Please note there are many factors other than the CPU cooler that can influence your cooling performance. A system’s motherboard can especially influence this, as there are boards on the market with CPU sockets that aren’t up to Intel’s spec, which can cause warping or poor contact with the CPU. The case you use will also influence cooling results.
With Alder Lake’s cooling demands in mind, I’ll be rating CPU Coolers in 3 different tiers.
Tier 1: These coolers are able to keep the i9-12900K below TJ max in most loads, with no power limits enforced. I expect only the best liquid coolers to meet this standard.
Tier 2: These coolers are able to keep the i9-12900K under the TJ max threshold with CPU power limits of 200W enforced. I expect most liquid coolers and the best air coolers to meet this standard.
Tier 3: These coolers are able to keep the i9-12900K under TJ max with CPU power limits of 140W enforced.
To test the limits of a cooler’s thermal dissipation capabilities, I run two primary stress tests: Cinebench and OCCT each for 10 minutes. While this may be a short amount of time, it is sufficient to push most coolers–air and liquid–to their limits.
While stress testing in Cinebench, I run both with power limits removed and with an enforced 200W CPU power limit.

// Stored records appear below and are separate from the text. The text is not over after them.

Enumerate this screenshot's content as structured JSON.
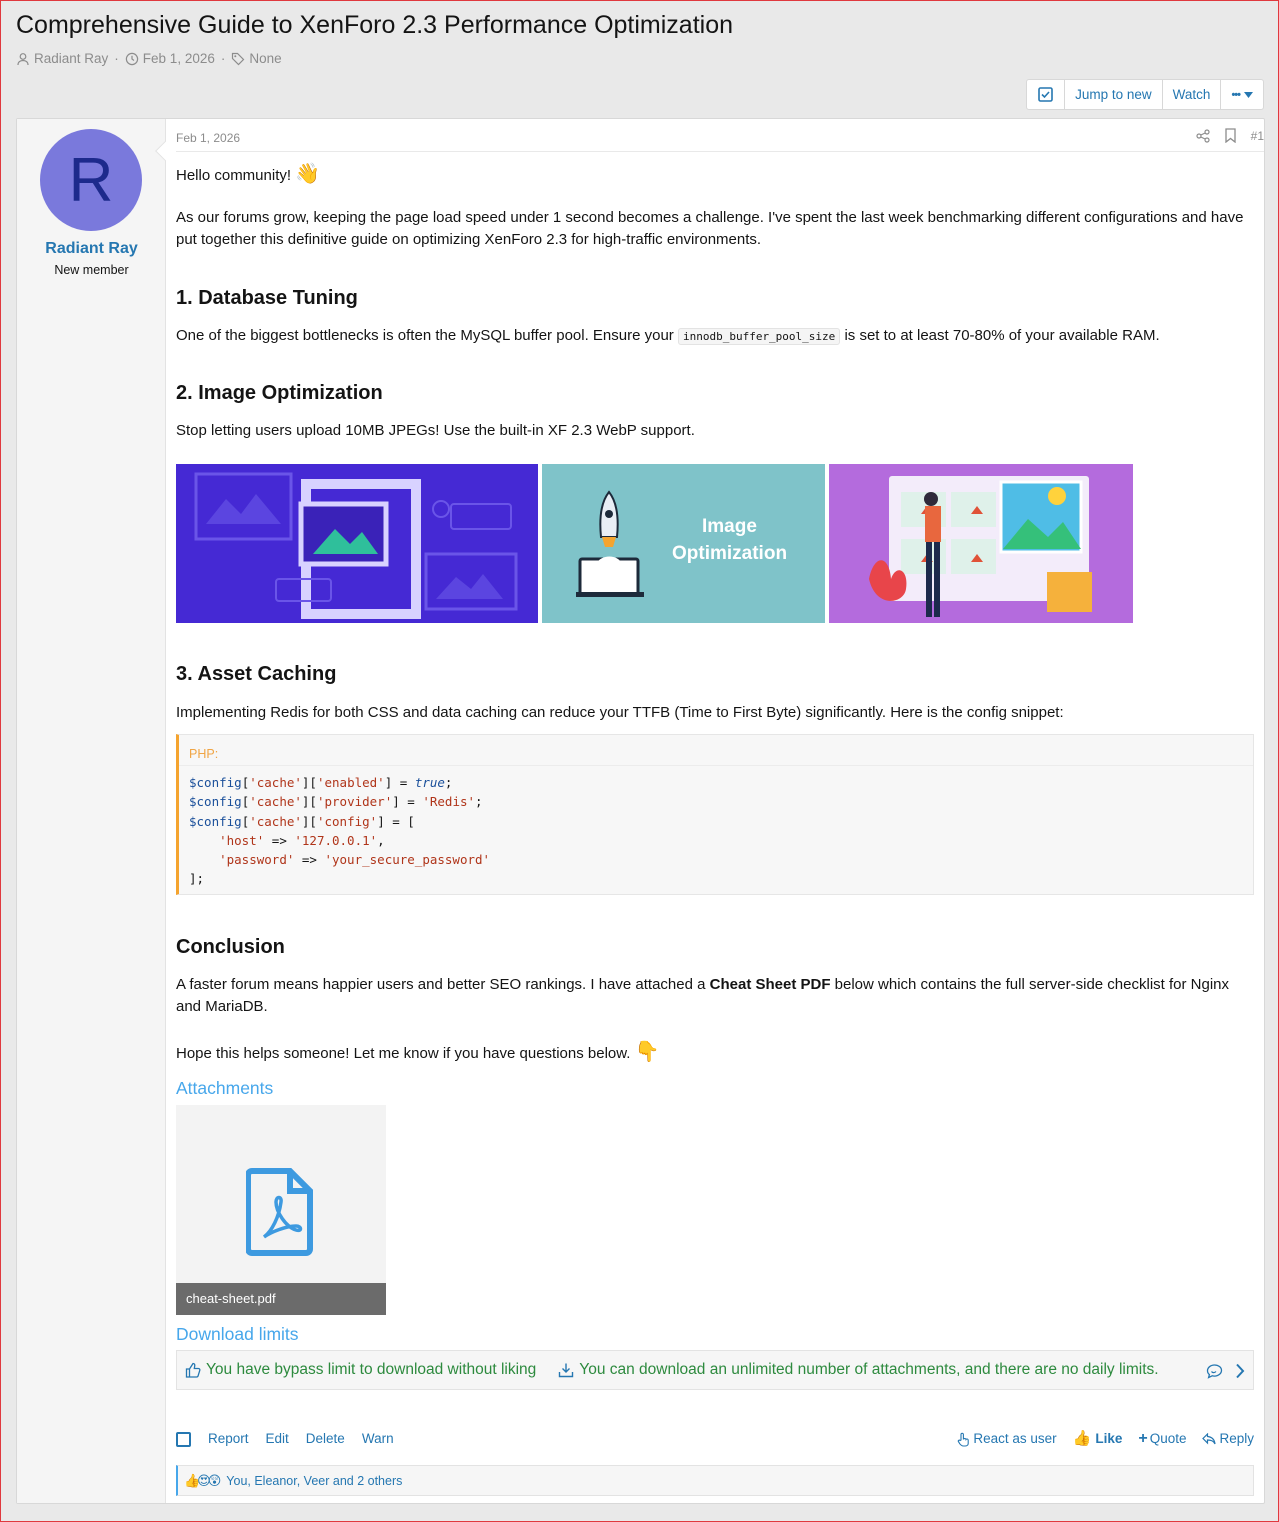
{
  "thread": {
    "title": "Comprehensive Guide to XenForo 2.3 Performance Optimization",
    "author": "Radiant Ray",
    "date": "Feb 1, 2026",
    "tags": "None",
    "sep": "·"
  },
  "toolbar": {
    "jump_label": "Jump to new",
    "watch_label": "Watch",
    "more_label": "•••"
  },
  "user": {
    "avatar_letter": "R",
    "name": "Radiant Ray",
    "title": "New member"
  },
  "post": {
    "date": "Feb 1, 2026",
    "number": "#1",
    "greeting": "Hello community!",
    "greeting_emoji": "👋",
    "intro": "As our forums grow, keeping the page load speed under 1 second becomes a challenge. I've spent the last week benchmarking different configurations and have put together this definitive guide on optimizing XenForo 2.3 for high-traffic environments.",
    "s1_title": "1. Database Tuning",
    "s1_pre": "One of the biggest bottlenecks is often the MySQL buffer pool. Ensure your ",
    "s1_code": "innodb_buffer_pool_size",
    "s1_post": " is set to at least 70-80% of your available RAM.",
    "s2_title": "2. Image Optimization",
    "s2_text": "Stop letting users upload 10MB JPEGs! Use the built-in XF 2.3 WebP support.",
    "img2_text_line1": "Image",
    "img2_text_line2": "Optimization",
    "s3_title": "3. Asset Caching",
    "s3_text": "Implementing Redis for both CSS and data caching can reduce your TTFB (Time to First Byte) significantly. Here is the config snippet:",
    "code_lang": "PHP:",
    "conclusion_title": "Conclusion",
    "conclusion_pre": "A faster forum means happier users and better SEO rankings. I have attached a ",
    "conclusion_bold": "Cheat Sheet PDF",
    "conclusion_post": " below which contains the full server-side checklist for Nginx and MariaDB.",
    "closing": "Hope this helps someone! Let me know if you have questions below.",
    "closing_emoji": "👇"
  },
  "attachments": {
    "title": "Attachments",
    "file_name": "cheat-sheet.pdf"
  },
  "download": {
    "title": "Download limits",
    "bypass": "You have bypass limit to download without liking",
    "unlimited": "You can download an unlimited number of attachments, and there are no daily limits."
  },
  "actions": {
    "report": "Report",
    "edit": "Edit",
    "delete": "Delete",
    "warn": "Warn",
    "react_as_user": "React as user",
    "like": "Like",
    "quote": "Quote",
    "reply": "Reply"
  },
  "reactions": {
    "emojis": "👍😍😲",
    "text": "You, Eleanor, Veer and 2 others"
  },
  "colors": {
    "link": "#2577b1",
    "accent_light": "#47a7eb",
    "avatar_bg": "#7a79dc",
    "code_border": "#f5a42f",
    "download_green": "#2d8a3e"
  }
}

In this test setup using MSI’s z690 A Pro DDR4 Motherboard and Be Quiet’s Silent Base 802 Computer Case. Only the best coolers are able to pass Cinebench testing when power limits are removed.
I don’t test OCCT without power limits because attempting to do so results in CPU package power consumption jumping to over 270W and instantly throttling with even the best AIO coolers. Instead, I test at 200W to give coolers a chance at passing. I also include 140W results to give data closer to a lower-end CPU, such as AMD’s Ryzen 5600X or Intel’s i5-12400.